Namaz kılanın önünden geçmenin günah olduğu yer, büyük câmilerde ve açık arazilerde namaz kılanın, ayaklarından itibaren secde ettiği yere kadar olan kısımdır. Küçük camilerde namaz kılanla onun önünden geçen arasında, direk, insan gibi bir engel bulunmazsa, namaz kılanın önünden nereden geçilirse mekruh olur.
Esasen namaz kılan kimsenin, önünden geçilme ihtimali varsa, bir sütre edinmesi sünnettir.
Küçük çocuk mükellefiyet yaşının altındaysa, zaten bundan veya başka bir günahtan dolayı sorumluluğu yoktur.
Sütre, önü açık bir yerde namaz kılan kimsenin gelip geçene siper olmak üzere ön tarafına koyduğu şeydir. Sütre, en az bir arşın (70 cm. kadar) bir yükseklikte olmalıdır. Namaza durmuşsa, sütre kullanması sünnettir.
Sütre edinilen şey bir sütun, bir ağaç veya yere dikilmiş bir değnek, sandalye v.s. gibi yüksekliği olan herhangi bir şey olabilir.

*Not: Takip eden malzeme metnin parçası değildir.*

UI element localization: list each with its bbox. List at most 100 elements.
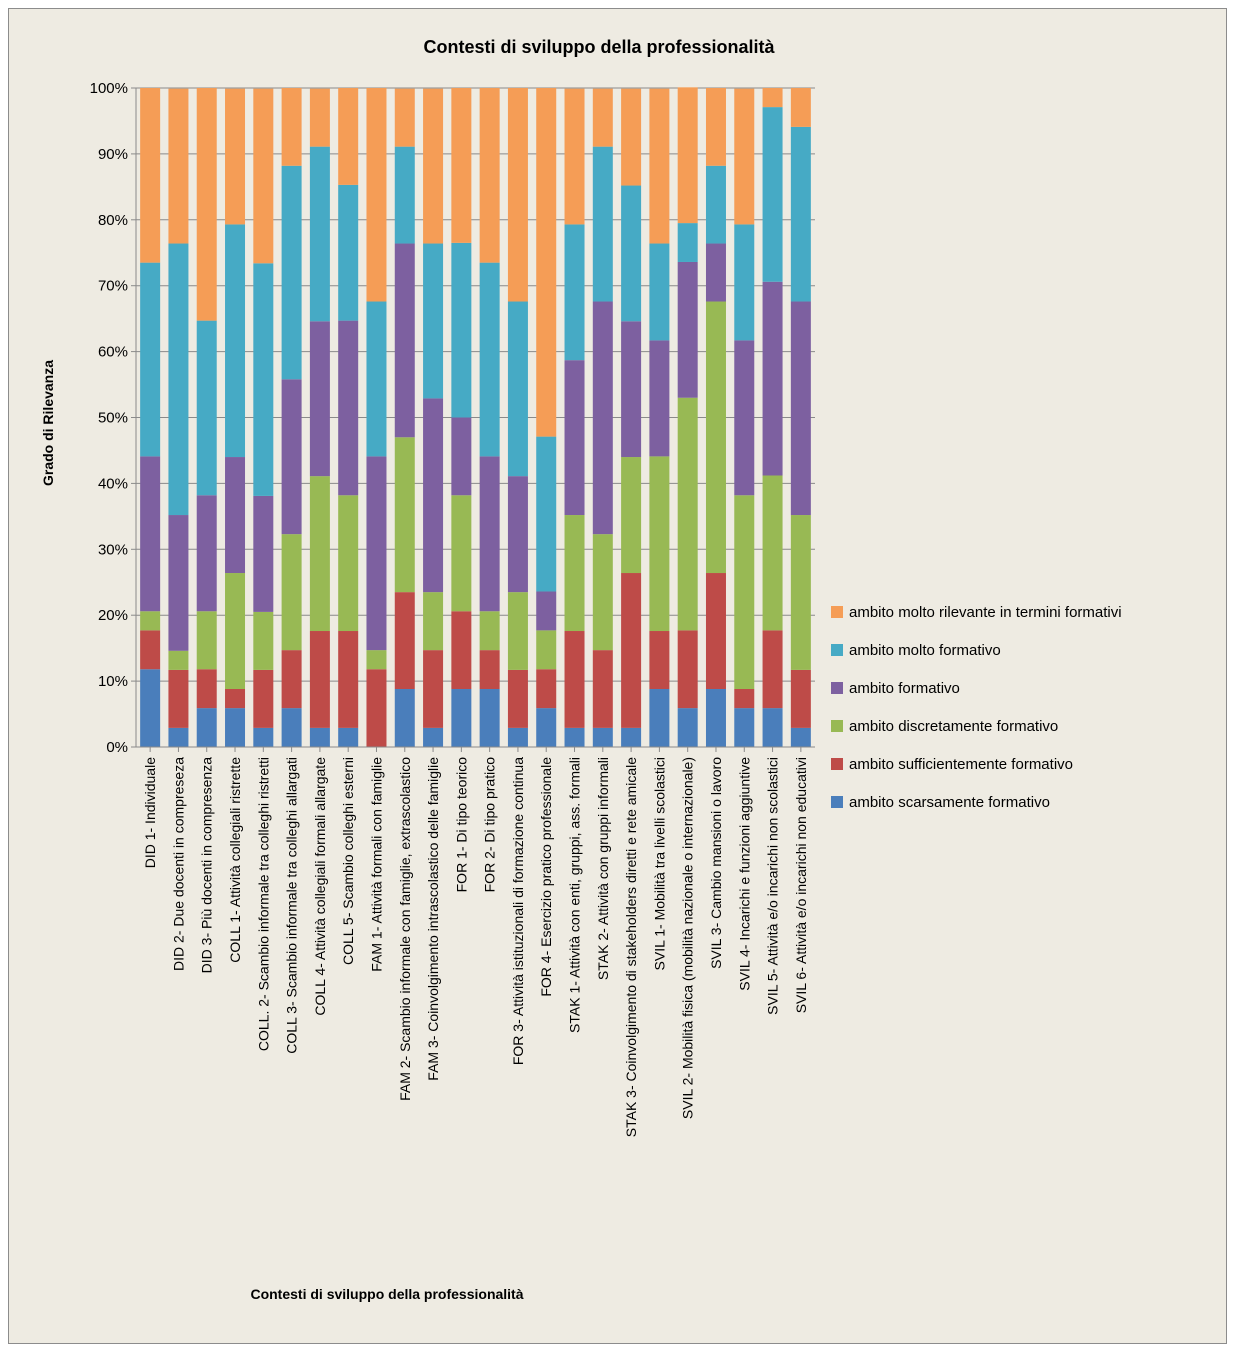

Hadîs-i şerîfte "bir ok ile de olsa sütre yapılması" emredilmiştir.
Yer sert olup değneği dikmek mümkün değilse, uzunluğuna bırakılır. Sütre olarak kullanacak hiçbir şey bulunamadığı takdirde ise, namaz kılan kimse, önüne, uzunlamasına bir çizgi çizer. Hilâl gibi kavisli de çizilebilir. Maksad onun arkasında olan şeylere bakıp da kalbini meşgul etmemektir.

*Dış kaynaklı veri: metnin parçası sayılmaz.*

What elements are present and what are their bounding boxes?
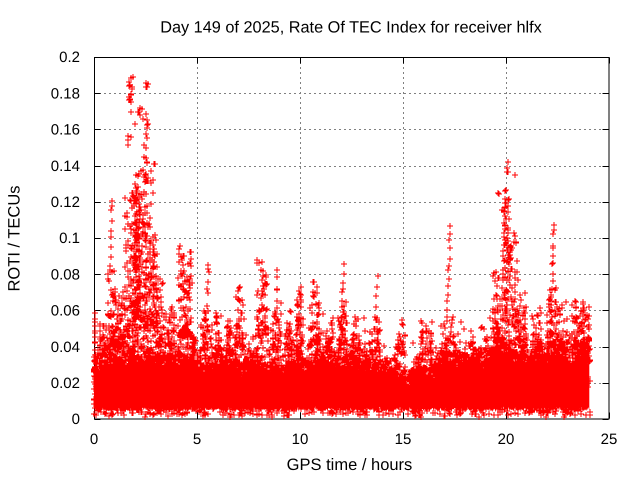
svg-text:0.1: 0.1 bbox=[59, 230, 80, 247]
svg-text:0.02: 0.02 bbox=[51, 375, 80, 392]
svg-text:25: 25 bbox=[601, 431, 618, 448]
svg-text:0: 0 bbox=[72, 411, 80, 428]
svg-text:0.08: 0.08 bbox=[51, 266, 80, 283]
svg-text:ROTI / TECUs: ROTI / TECUs bbox=[6, 185, 24, 291]
svg-text:Day 149 of 2025, Rate Of TEC I: Day 149 of 2025, Rate Of TEC Index for r… bbox=[160, 19, 542, 37]
svg-text:10: 10 bbox=[292, 431, 309, 448]
svg-text:0.2: 0.2 bbox=[59, 49, 80, 66]
svg-text:0.04: 0.04 bbox=[51, 339, 80, 356]
svg-text:0: 0 bbox=[90, 431, 98, 448]
svg-text:0.06: 0.06 bbox=[51, 303, 80, 320]
svg-text:0.12: 0.12 bbox=[51, 194, 80, 211]
svg-text:15: 15 bbox=[395, 431, 412, 448]
svg-text:20: 20 bbox=[498, 431, 515, 448]
svg-text:GPS time / hours: GPS time / hours bbox=[287, 456, 413, 474]
svg-text:5: 5 bbox=[193, 431, 201, 448]
svg-text:0.16: 0.16 bbox=[51, 122, 80, 139]
svg-text:0.14: 0.14 bbox=[51, 158, 80, 175]
svg-text:0.18: 0.18 bbox=[51, 85, 80, 102]
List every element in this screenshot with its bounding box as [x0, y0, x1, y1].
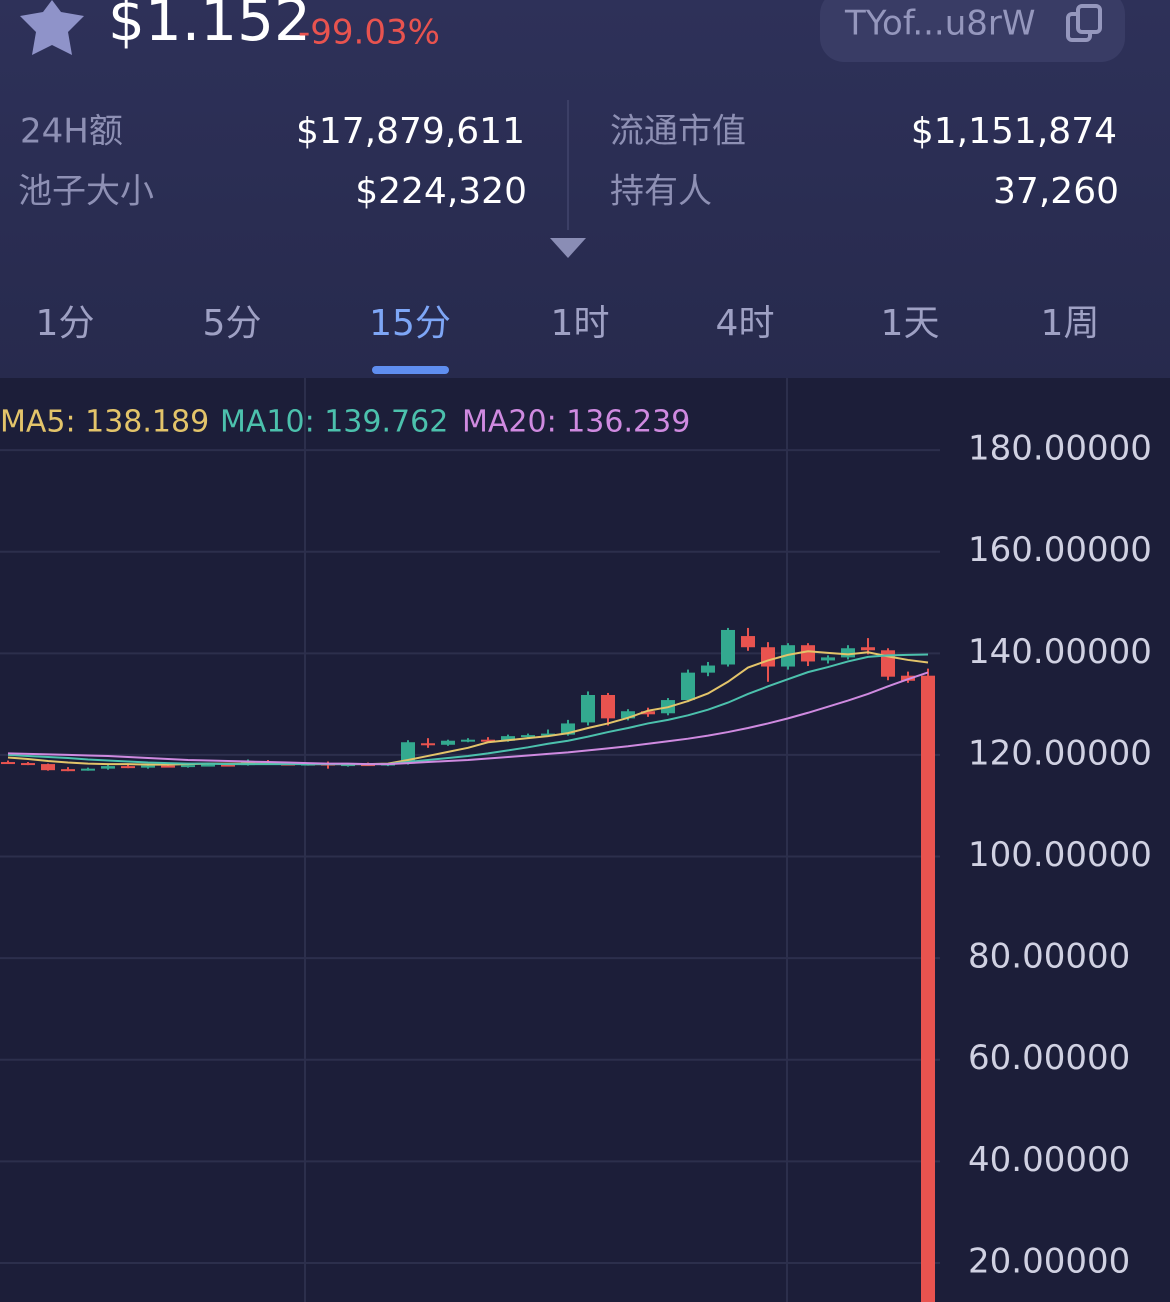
candle-body [41, 764, 55, 771]
candle-body [481, 739, 495, 742]
y-tick-label: 100.00000 [968, 835, 1152, 875]
price-change: -99.03% [298, 13, 440, 53]
stat-label: 持有人 [610, 172, 712, 212]
tab[interactable]: 5分 [203, 303, 262, 344]
stat-value: 37,260 [993, 171, 1119, 212]
legend-entry: MA5: 138.189 [0, 405, 209, 440]
address: TYof...u8rW [844, 4, 1036, 44]
candle-body [761, 647, 775, 667]
ma-line [7, 650, 929, 766]
tab[interactable]: 1时 [551, 303, 610, 344]
tab[interactable]: 1天 [881, 303, 940, 344]
tab[interactable]: 1周 [1041, 303, 1100, 344]
y-tick-label: 120.00000 [968, 733, 1152, 773]
ma-line [7, 653, 929, 766]
stats: 24H额 $17,879,611 流通市值 $1,151,874 池子大小 $224,32… [18, 111, 1119, 212]
candle-body [841, 648, 855, 658]
favorite-star[interactable] [20, 0, 84, 55]
stat-value: $1,151,874 [911, 111, 1117, 152]
stat-label: 24H额 [20, 112, 123, 152]
address-pill[interactable] [820, 0, 1125, 62]
legend-entry: MA10: 139.762 [220, 405, 448, 440]
candle-body [81, 768, 95, 771]
candle-body [541, 733, 555, 736]
tab[interactable]: 15分 [369, 303, 451, 344]
y-tick-label: 40.00000 [968, 1140, 1130, 1180]
candle-body [201, 764, 215, 767]
candle-body [641, 711, 655, 715]
copy-icon-front [1076, 4, 1102, 34]
ma-line [7, 671, 929, 766]
expand-arrow[interactable] [550, 238, 586, 258]
stat-value: $17,879,611 [296, 111, 525, 152]
y-tick-label: 80.00000 [968, 937, 1130, 977]
candle-body [1, 762, 15, 765]
candle-body [681, 672, 695, 701]
candle-body [741, 636, 755, 648]
candle-body [421, 743, 435, 746]
candle-body [161, 765, 175, 768]
y-tick-label: 20.00000 [968, 1241, 1130, 1281]
candle-body [601, 694, 615, 719]
candle-body [921, 675, 935, 1302]
tab-underline [372, 366, 449, 374]
candle-body [461, 739, 475, 742]
price: $1.152 [108, 0, 311, 54]
timeframe-tabs: 1分 5分 15分 1时 4时 1天 1周 [36, 303, 1100, 374]
stat-label: 流通市值 [610, 112, 746, 152]
candle-body [701, 665, 715, 673]
header-bg [0, 0, 1170, 378]
y-tick-label: 180.00000 [968, 429, 1152, 469]
candle-body [121, 766, 135, 769]
chart-bg [0, 378, 1170, 1302]
y-axis: 20.00000 40.00000 60.00000 80.00000 100.0000… [968, 429, 1152, 1282]
candle-body [801, 645, 815, 662]
legend-entry: MA20: 136.239 [462, 405, 690, 440]
y-tick-label: 160.00000 [968, 530, 1152, 570]
stat-label: 池子大小 [18, 172, 154, 212]
candle-body [441, 740, 455, 745]
candle-body [221, 764, 235, 767]
candle-body [501, 736, 515, 741]
candle-body [181, 765, 195, 768]
legend: MA5: 138.189 MA10: 139.762 MA20: 136.239 [0, 405, 690, 440]
copy-icon[interactable] [1066, 4, 1102, 42]
candle-body [821, 657, 835, 661]
candle-body [141, 765, 155, 768]
candle-body [861, 647, 875, 651]
plot [1, 627, 935, 1302]
candle-body [521, 735, 535, 738]
tab[interactable]: 1分 [36, 303, 95, 344]
candle-body [721, 629, 735, 665]
y-tick-label: 60.00000 [968, 1038, 1130, 1078]
y-tick-label: 140.00000 [968, 632, 1152, 672]
candle-body [21, 763, 35, 766]
candle-body [101, 766, 115, 769]
stat-value: $224,320 [355, 171, 527, 212]
candle-body [581, 694, 595, 723]
candle-body [621, 711, 635, 719]
candle-body [401, 742, 415, 764]
candle-body [61, 769, 75, 772]
tab[interactable]: 4时 [716, 303, 775, 344]
candle-body [561, 723, 575, 735]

Yere serilen seccade, yere çizilmiş olan çizgiden daha fazla önünden geçmeğe mâni olduğu için, sütre yerine de geçer.
İbn-i Âbidîn, önüne elbise veya kitabını koymayı da kâfi görür. Sütreyi dikmek, yatık koymaktan; yatık koymak da çizgiden evlâdır.
Erkek kısmı, önünden geçeni ikaz için okurken sesini yükseltebilir. Sadece "Sübhânallah" da diyebilir.
Namaz kılanın önünden geçilmesi, onun namazına zarar vermez. Ancak geçen kimse günahkâr olmuş olur. Cemaatle kılınan namazlarda, yalnız imamın önünde sütrenin bulunması kâfidir.